Fake it till you make it is a common phrase used in addictions treatment.  It does not mean that you should pretend to be sober, it means that before you really believe that change is possible you have to embrace it with your mind and live as if you did believe it.

When having sex with your boyfriend do not fake orgasms as that is only likely to keep the same negative patterns going.  Do move and breathe as if really enjoyable sex is possible for you and it is more likely to be achieved.  As you increase your heart rate and blood flow to your erogenous zones you become more likely to orgasm.

Since many women never orgasm through vaginal penetration use foreplay or post play to help you get off.  If you define successful sex only as when both of you climax near the same time you are putting a lot of unnecessary pressure on.  Change your definition to make successful sex any sex or play that you enjoy and wish to have more of.
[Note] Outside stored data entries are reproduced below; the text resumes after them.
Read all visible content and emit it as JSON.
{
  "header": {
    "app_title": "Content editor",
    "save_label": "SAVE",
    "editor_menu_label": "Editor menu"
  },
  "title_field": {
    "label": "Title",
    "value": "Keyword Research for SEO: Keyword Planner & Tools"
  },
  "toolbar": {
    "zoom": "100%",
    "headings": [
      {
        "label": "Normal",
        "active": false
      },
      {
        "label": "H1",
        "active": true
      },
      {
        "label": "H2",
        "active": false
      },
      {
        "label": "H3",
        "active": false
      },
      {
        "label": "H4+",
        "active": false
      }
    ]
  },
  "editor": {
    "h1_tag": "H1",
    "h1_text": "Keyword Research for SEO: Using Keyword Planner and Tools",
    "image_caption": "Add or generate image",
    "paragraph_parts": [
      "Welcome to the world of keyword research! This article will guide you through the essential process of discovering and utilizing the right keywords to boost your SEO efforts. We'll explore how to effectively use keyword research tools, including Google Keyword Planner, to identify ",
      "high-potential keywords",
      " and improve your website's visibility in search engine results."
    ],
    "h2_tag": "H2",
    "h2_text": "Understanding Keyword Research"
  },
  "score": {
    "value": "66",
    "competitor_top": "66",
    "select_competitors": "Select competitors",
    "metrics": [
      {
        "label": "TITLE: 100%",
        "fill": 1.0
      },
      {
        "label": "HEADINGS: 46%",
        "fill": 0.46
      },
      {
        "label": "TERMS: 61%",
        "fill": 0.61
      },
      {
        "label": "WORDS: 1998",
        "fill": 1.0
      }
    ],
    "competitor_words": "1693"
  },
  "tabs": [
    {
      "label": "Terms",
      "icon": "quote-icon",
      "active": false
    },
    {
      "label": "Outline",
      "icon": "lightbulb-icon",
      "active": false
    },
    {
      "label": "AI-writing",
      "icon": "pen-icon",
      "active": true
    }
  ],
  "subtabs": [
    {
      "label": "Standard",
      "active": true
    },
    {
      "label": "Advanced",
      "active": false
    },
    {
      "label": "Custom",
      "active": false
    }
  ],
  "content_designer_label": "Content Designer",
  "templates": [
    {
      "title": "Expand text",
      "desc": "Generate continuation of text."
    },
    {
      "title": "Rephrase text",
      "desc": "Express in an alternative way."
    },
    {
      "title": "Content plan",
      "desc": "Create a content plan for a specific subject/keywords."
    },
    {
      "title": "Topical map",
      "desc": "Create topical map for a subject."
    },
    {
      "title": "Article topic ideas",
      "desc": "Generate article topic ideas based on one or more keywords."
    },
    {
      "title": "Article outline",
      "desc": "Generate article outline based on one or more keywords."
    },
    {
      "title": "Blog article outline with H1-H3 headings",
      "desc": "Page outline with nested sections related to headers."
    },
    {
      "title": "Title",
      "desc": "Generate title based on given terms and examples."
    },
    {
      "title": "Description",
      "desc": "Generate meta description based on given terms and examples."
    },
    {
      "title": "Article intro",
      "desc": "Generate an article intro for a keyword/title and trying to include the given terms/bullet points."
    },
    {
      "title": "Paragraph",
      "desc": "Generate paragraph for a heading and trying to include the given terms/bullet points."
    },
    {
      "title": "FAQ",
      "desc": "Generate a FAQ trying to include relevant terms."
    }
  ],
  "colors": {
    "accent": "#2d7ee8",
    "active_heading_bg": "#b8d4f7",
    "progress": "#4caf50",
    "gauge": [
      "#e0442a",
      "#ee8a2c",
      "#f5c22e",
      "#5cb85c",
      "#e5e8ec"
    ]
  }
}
If you have had a problem with him lasting too long and wishing he was done get him closer to climax when you begin and this will be less of  an issue. Many young men have been fooled by the porn industry into believing that all women want their man to just pound away as hard as they can for 90 minutes or more.  That leads to a lot of sore pubic areas and chaffing and not a lot of satisfaction for the gals.

If you feel comfortable enough consider masturbating with your boyfriend so he can see what really does get you off.  Most men want nothing more than to be a successful lover and if you suggest things in a positive way he will not be offended.

For example, if you say "I hate being on top because you make me do all the work and I don't like to look down at my body" the typical man will try to convince you that you look fine and that he will do more work.

If what you want is to try a different position focus on the positive you want to see by saying something like, "I can't wait to see you, I've been thinking all day about you and me in the dark with you (pick position/activity/idea)."  By framing things positively your man will be excited to learn and you are more likely to lose yourself in the experience.

Drugs and alcohol are not the key to having good sex.  The keys are trust, communication, and enthusiasm.  We know that we don't need a partner to get off so if  having your partner in the room is more of a barrier than an aid in achieving orgasm then we must change the trust level and the expectations.